Elbette yalnızca terekelerin sunduğu verilerle medreselerde okutulan eserlerin bunlardan ibaret olduğu söylenemez. Ancak 17 ilâ 20. yüzyıl arasındaki 64 tereke kaydı medreselerde okutulan bütün kitapları temsil etmese de konu hakkında bir fikir verebilecek ve çok sayı soru üretebilecek mahiyette olduğu açıktır.

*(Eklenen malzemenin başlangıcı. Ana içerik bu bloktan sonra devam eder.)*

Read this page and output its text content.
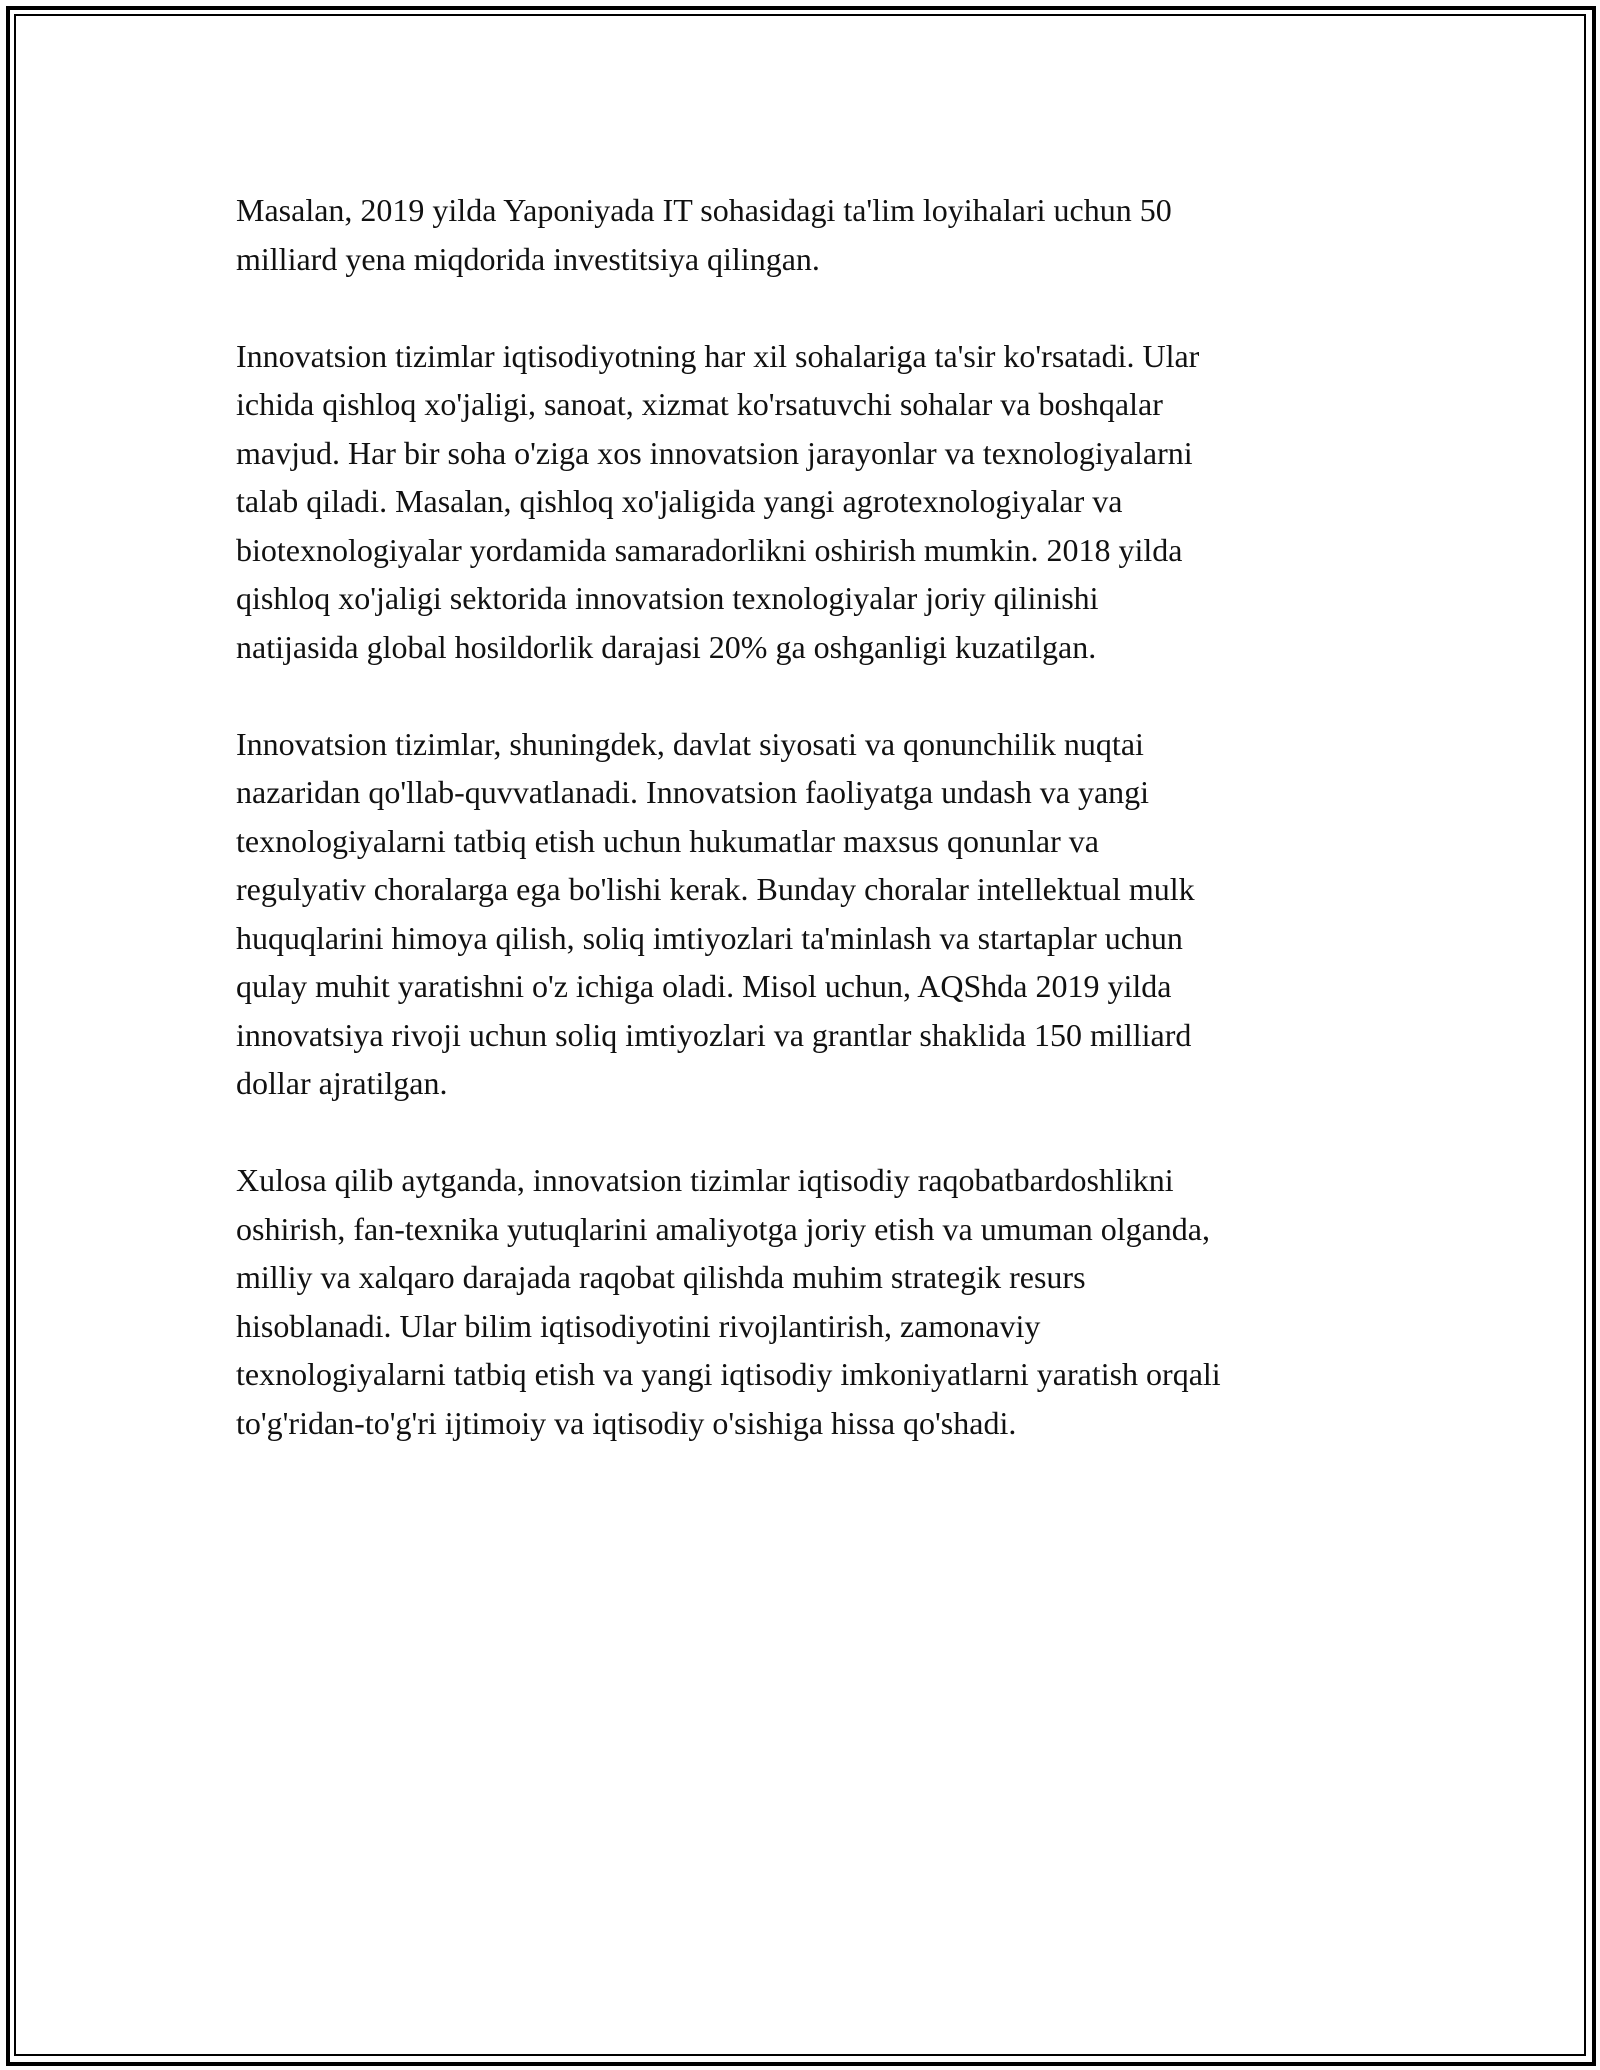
Masalan, 2019 yilda Yaponiyada IT sohasidagi ta'lim loyihalari uchun 50
milliard yena miqdorida investitsiya qilingan.

Innovatsion tizimlar iqtisodiyotning har xil sohalariga ta'sir ko'rsatadi. Ular
ichida qishloq xo'jaligi, sanoat, xizmat ko'rsatuvchi sohalar va boshqalar
mavjud. Har bir soha o'ziga xos innovatsion jarayonlar va texnologiyalarni
talab qiladi. Masalan, qishloq xo'jaligida yangi agrotexnologiyalar va
biotexnologiyalar yordamida samaradorlikni oshirish mumkin. 2018 yilda
qishloq xo'jaligi sektorida innovatsion texnologiyalar joriy qilinishi
natijasida global hosildorlik darajasi 20% ga oshganligi kuzatilgan.

Innovatsion tizimlar, shuningdek, davlat siyosati va qonunchilik nuqtai
nazaridan qo'llab-quvvatlanadi. Innovatsion faoliyatga undash va yangi
texnologiyalarni tatbiq etish uchun hukumatlar maxsus qonunlar va
regulyativ choralarga ega bo'lishi kerak. Bunday choralar intellektual mulk
huquqlarini himoya qilish, soliq imtiyozlari ta'minlash va startaplar uchun
qulay muhit yaratishni o'z ichiga oladi. Misol uchun, AQShda 2019 yilda
innovatsiya rivoji uchun soliq imtiyozlari va grantlar shaklida 150 milliard
dollar ajratilgan.

Xulosa qilib aytganda, innovatsion tizimlar iqtisodiy raqobatbardoshlikni
oshirish, fan-texnika yutuqlarini amaliyotga joriy etish va umuman olganda,
milliy va xalqaro darajada raqobat qilishda muhim strategik resurs
hisoblanadi. Ular bilim iqtisodiyotini rivojlantirish, zamonaviy
texnologiyalarni tatbiq etish va yangi iqtisodiy imkoniyatlarni yaratish orqali
to'g'ridan-to'g'ri ijtimoiy va iqtisodiy o'sishiga hissa qo'shadi.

İkinci baskıya yazdığı önsözde Prof. İsmail E. Erünsal, çalışılan konularda son sözü söylemenin hiçbir zaman mümkün olmadığını, eserin daha matbaa safhasındayken eksik ve kusurlarının fark edilmeye başladığını söylüyor. ‘Gerekli unvanlara ulaştım’ diyerek çalışmalarına son vermeyen birinin, daha evvel yayın yaptığı konularda her zaman yeni bilgilere ulaşıp eksikliklerini tamamlayabileceğini, hatta yanlışlarını bile düzeltmenin mümkün olduğunu belirtiyor.

13. yüzyılda yaşayan Endülüslü edib ve şair Ebu’l-Beka er-Rundî’nin şu sözünü de kulağımıza küpe yapıyor: “Her şey tamamlandı denildiğinde eksiklikleri ortaya çıkmaya başlar.”